As we waited, we decided to try out another Beijing phenomenon – ordering pizza. Get this – you can call one of several pizza restaurants and they will deliver right to your door. Isn't that amazing? It didn't seem quite as amazing when two hours had passed and we still hadn't gotten our pizza. It finally did arrive – cold and rather disappointing – but just in time before we had to leave for the train station. Fortunately, our tickets had also arrived by then.
The Last 12 (er, 15) Hours
The train ride back was uneventful. The others in our compartment stared suspiciously at us the whole time, but as soon as the train pulled out I went to bed, earplugs and face mask in place. I have no doubt they were still staring. I've never seen a Chinese person use either, and they seem to grow up with a certain immunity to loud noises and bright light.
I slept pretty well on the train ride despite the acute discomfort of my back and hips. Normally the hard, shelf-beds don't bother me, but these days even my own comfortable bed leaves me feeling arthritic. After two nights on a train, I felt like I could hardly turn over. Still, during the times when I lay awake thinking how uncomfortable I was, I also thought about all crowded seating cars we past getting on the train.

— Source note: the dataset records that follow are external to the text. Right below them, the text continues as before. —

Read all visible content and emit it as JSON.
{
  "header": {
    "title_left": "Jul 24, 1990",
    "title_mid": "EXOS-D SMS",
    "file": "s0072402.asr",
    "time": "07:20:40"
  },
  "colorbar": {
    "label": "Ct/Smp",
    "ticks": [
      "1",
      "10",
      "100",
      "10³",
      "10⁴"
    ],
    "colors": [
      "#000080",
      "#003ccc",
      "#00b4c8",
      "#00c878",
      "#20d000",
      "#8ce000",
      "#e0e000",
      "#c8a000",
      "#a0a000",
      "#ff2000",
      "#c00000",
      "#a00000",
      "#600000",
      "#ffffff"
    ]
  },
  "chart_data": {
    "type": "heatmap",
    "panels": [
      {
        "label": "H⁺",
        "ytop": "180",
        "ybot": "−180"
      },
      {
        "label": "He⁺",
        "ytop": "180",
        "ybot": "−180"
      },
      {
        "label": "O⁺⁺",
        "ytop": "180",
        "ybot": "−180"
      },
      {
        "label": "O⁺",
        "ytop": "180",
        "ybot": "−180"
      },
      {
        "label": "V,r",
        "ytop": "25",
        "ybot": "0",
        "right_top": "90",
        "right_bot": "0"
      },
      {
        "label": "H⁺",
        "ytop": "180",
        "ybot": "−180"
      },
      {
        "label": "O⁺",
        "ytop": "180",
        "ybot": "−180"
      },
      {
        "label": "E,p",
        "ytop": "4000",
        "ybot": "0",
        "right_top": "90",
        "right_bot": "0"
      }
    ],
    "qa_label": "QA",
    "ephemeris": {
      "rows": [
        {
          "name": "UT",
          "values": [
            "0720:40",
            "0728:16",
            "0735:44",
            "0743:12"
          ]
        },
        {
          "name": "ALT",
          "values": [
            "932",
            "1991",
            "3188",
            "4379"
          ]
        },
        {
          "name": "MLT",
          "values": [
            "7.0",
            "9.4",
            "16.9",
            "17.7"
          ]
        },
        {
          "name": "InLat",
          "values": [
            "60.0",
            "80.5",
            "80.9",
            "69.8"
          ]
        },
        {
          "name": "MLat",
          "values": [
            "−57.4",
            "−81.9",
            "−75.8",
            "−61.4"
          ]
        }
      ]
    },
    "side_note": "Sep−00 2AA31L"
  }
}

The majority of Chinese will sit packed in with 100 other people overnight rather than pay extra money for a sleeper. This train was especially crowded since this is a holiday weekend (not Easter, but “Qing Ming festival” - tomb sweeping day). The aisle of the seating cars were filled with people who would be standing for the next 12 hours. So lying in bed thinking of those people, I thought, “How did I get to be one of these lucky people with a bed? I'm so rich.”
There seem to be two types of train-riders: Those who sleep until the last possible minute and those who get up at 6 or 7am regardless of when the train will arrive. Our crowd was the second type. We woke up to the crunching of apples and cucumbers and the slurping of the customary bowls of instant noodles (no train ride is complete without it!).
A few hours later we arrived at the Xian train station, which was packed with holiday travelers. We had to decide whether to wait for the next train (which would likely be late) or get a bus (which would probably take a long time) back to Weinan. I thought we should try the bus option, but it was a bad plan. Weinan is *technically* an hour away, but after an hour we had barely reached the outskirts of Xian. Once we finally got out of the huge traffic jam, we had another hour over bumpy back roads because the main highway is under construction. Eventually, 39 hours after leaving, we were happily back in Weinan. I walked in the door and immediately started cooking up some Mac and Cheese!